Here, the process of ending a lease with and without a break clause can be achieved.
Ending with a break clause
A break clause is a section in a commercial contract which states that both the tenant and the landlord are allowed to end the lease early without any penalties.
When drawing up a contract, if you believe that you may need to use a break clause in the future, it is important that you include it at the outset.
If there is already a break clause within your lease with the tenant, then you can end the lease provided that you have adhered to the notice period in the lease and that any additional conditions are met.
Ending without a break clause
Ending a lease early without a break clause as a landlord can be more problematic.
The only way in which you as a landlord are allowed to end a lease early is if the tenant does not pay rent or fails in the other lease requirements.

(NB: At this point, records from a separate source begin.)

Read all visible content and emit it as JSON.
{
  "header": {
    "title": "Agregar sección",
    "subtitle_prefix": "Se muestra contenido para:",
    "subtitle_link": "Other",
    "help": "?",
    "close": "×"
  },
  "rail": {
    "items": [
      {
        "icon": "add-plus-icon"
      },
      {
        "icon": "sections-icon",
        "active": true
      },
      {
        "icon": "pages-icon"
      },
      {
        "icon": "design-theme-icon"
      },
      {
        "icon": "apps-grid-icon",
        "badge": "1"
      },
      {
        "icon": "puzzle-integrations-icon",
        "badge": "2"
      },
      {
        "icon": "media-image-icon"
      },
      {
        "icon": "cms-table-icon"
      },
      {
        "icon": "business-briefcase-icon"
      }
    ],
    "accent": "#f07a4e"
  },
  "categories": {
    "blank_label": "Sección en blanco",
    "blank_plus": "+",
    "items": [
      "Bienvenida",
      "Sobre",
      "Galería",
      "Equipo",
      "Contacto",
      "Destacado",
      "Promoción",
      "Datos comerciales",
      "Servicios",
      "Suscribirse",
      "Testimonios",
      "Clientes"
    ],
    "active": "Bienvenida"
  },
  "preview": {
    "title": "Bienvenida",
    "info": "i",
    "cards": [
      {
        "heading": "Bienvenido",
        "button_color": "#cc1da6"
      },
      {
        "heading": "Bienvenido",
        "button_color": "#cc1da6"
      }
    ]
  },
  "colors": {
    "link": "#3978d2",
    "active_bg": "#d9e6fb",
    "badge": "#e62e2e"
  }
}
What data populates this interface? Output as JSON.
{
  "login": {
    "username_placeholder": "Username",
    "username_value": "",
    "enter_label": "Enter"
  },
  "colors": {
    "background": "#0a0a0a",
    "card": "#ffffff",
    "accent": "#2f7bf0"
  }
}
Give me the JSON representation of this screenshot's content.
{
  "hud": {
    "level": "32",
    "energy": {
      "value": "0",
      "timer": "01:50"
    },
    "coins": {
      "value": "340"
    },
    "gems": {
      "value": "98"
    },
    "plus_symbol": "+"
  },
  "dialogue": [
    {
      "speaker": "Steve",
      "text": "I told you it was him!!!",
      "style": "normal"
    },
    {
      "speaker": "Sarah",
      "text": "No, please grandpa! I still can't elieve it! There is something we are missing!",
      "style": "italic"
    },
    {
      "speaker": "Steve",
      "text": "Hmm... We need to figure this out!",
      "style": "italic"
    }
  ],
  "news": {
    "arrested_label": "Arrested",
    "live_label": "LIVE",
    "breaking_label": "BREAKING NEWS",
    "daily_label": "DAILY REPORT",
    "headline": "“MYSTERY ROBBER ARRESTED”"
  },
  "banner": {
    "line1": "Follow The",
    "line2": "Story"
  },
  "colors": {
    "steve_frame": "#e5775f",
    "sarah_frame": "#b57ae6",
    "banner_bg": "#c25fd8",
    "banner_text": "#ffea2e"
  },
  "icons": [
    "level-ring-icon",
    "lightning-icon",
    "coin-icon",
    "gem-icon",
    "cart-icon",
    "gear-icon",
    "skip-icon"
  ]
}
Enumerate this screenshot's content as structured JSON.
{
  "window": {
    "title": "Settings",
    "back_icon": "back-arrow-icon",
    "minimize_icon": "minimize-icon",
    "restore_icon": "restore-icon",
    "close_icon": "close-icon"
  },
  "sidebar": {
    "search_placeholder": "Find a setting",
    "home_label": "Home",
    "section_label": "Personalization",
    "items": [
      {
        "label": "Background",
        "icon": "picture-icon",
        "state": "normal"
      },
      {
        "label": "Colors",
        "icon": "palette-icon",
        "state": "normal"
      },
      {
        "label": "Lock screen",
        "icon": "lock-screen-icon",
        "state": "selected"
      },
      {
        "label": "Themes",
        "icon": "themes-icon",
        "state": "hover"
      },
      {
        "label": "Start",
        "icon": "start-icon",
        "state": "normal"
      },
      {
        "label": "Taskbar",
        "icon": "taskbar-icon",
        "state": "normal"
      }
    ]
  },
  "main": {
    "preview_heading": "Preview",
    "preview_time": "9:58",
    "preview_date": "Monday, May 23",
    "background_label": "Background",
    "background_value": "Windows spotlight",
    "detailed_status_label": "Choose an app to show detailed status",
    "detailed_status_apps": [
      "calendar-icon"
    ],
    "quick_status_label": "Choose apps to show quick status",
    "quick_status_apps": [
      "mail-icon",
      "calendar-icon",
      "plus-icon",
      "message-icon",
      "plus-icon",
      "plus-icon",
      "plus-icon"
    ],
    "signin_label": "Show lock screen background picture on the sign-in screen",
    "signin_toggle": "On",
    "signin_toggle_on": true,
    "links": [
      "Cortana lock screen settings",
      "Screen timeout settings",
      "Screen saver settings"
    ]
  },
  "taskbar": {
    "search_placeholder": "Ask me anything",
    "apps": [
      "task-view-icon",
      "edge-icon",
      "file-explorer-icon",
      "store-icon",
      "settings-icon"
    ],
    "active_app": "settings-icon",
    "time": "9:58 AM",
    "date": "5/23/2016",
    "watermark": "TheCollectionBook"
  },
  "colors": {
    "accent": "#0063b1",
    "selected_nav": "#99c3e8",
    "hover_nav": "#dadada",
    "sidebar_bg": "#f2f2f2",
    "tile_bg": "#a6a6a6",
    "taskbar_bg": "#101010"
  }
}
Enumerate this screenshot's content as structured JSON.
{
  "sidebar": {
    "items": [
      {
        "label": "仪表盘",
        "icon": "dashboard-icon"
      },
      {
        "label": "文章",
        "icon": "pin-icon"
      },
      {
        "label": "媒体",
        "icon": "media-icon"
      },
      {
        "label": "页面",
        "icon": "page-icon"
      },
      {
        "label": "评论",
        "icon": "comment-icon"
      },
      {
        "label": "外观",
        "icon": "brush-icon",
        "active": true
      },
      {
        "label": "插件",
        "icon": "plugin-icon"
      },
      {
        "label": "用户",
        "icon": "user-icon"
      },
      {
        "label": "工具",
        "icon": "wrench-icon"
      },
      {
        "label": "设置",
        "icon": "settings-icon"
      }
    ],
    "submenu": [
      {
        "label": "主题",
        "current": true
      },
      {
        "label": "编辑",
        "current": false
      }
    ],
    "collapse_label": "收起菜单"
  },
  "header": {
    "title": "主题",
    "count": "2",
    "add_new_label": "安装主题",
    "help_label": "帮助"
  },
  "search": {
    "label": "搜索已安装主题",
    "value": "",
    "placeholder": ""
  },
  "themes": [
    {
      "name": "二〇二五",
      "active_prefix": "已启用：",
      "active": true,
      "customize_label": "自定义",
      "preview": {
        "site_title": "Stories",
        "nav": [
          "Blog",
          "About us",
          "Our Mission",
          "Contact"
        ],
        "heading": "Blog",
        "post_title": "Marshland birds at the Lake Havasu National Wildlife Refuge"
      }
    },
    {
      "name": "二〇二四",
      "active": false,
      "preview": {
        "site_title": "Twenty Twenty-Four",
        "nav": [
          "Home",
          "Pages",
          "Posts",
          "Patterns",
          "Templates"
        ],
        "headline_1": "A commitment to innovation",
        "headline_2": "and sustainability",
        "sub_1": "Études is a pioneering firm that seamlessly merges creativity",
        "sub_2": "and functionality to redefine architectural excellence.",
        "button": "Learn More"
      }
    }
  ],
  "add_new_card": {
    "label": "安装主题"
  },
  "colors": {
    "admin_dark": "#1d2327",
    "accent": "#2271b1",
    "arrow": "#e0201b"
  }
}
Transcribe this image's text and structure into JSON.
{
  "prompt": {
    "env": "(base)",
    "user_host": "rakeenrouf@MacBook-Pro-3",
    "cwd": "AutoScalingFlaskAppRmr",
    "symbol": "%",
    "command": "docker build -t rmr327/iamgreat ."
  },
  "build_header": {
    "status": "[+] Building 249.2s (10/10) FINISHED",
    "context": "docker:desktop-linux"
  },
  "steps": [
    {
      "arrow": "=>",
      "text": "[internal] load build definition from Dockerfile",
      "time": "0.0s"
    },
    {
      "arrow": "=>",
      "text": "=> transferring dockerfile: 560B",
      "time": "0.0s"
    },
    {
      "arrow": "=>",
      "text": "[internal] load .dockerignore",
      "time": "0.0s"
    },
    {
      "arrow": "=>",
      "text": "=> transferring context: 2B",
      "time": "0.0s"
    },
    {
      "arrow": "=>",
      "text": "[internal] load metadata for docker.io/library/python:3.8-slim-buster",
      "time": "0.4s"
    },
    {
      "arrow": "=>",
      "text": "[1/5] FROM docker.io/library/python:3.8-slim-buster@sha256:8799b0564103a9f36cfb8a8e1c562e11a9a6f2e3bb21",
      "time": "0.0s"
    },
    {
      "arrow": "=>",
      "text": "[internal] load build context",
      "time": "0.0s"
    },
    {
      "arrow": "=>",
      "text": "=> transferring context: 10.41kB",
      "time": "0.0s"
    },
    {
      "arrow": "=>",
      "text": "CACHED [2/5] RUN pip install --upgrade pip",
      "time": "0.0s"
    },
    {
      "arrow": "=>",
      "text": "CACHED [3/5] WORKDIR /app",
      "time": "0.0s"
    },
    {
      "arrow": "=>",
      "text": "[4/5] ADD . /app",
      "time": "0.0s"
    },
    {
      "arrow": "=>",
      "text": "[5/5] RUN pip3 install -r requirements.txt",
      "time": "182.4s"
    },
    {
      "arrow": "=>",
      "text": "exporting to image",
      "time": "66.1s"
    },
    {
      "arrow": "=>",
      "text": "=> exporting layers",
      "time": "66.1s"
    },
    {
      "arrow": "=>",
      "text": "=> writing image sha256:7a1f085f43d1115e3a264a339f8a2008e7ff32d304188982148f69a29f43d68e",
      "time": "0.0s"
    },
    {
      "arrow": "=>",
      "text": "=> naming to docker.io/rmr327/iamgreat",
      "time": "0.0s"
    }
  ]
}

If there is a forfeiture clause in the lease (a clause where the landlord is allowed to end the lease if the tenant is in breach of the contract), then you as the landlord are allowed to enforce it.
However, it should be noted that should this be disputed in court, then the tenant may still be allowed to remain in the property until it is resolved.
In a fixed-term tenancy, the lease will come to an automatic end.
If the tenant wishes to stay afterwards without a new lease being issued, then they can do so long as the landlord agrees.
If no new fixed-term tenancy is signed but the lease is continued under the previous conditions, then the notice period for the landlord to give to the tenant is six months.
This is covered in the Landlord and Tenant Act 1954 so long as the lease is protected by it.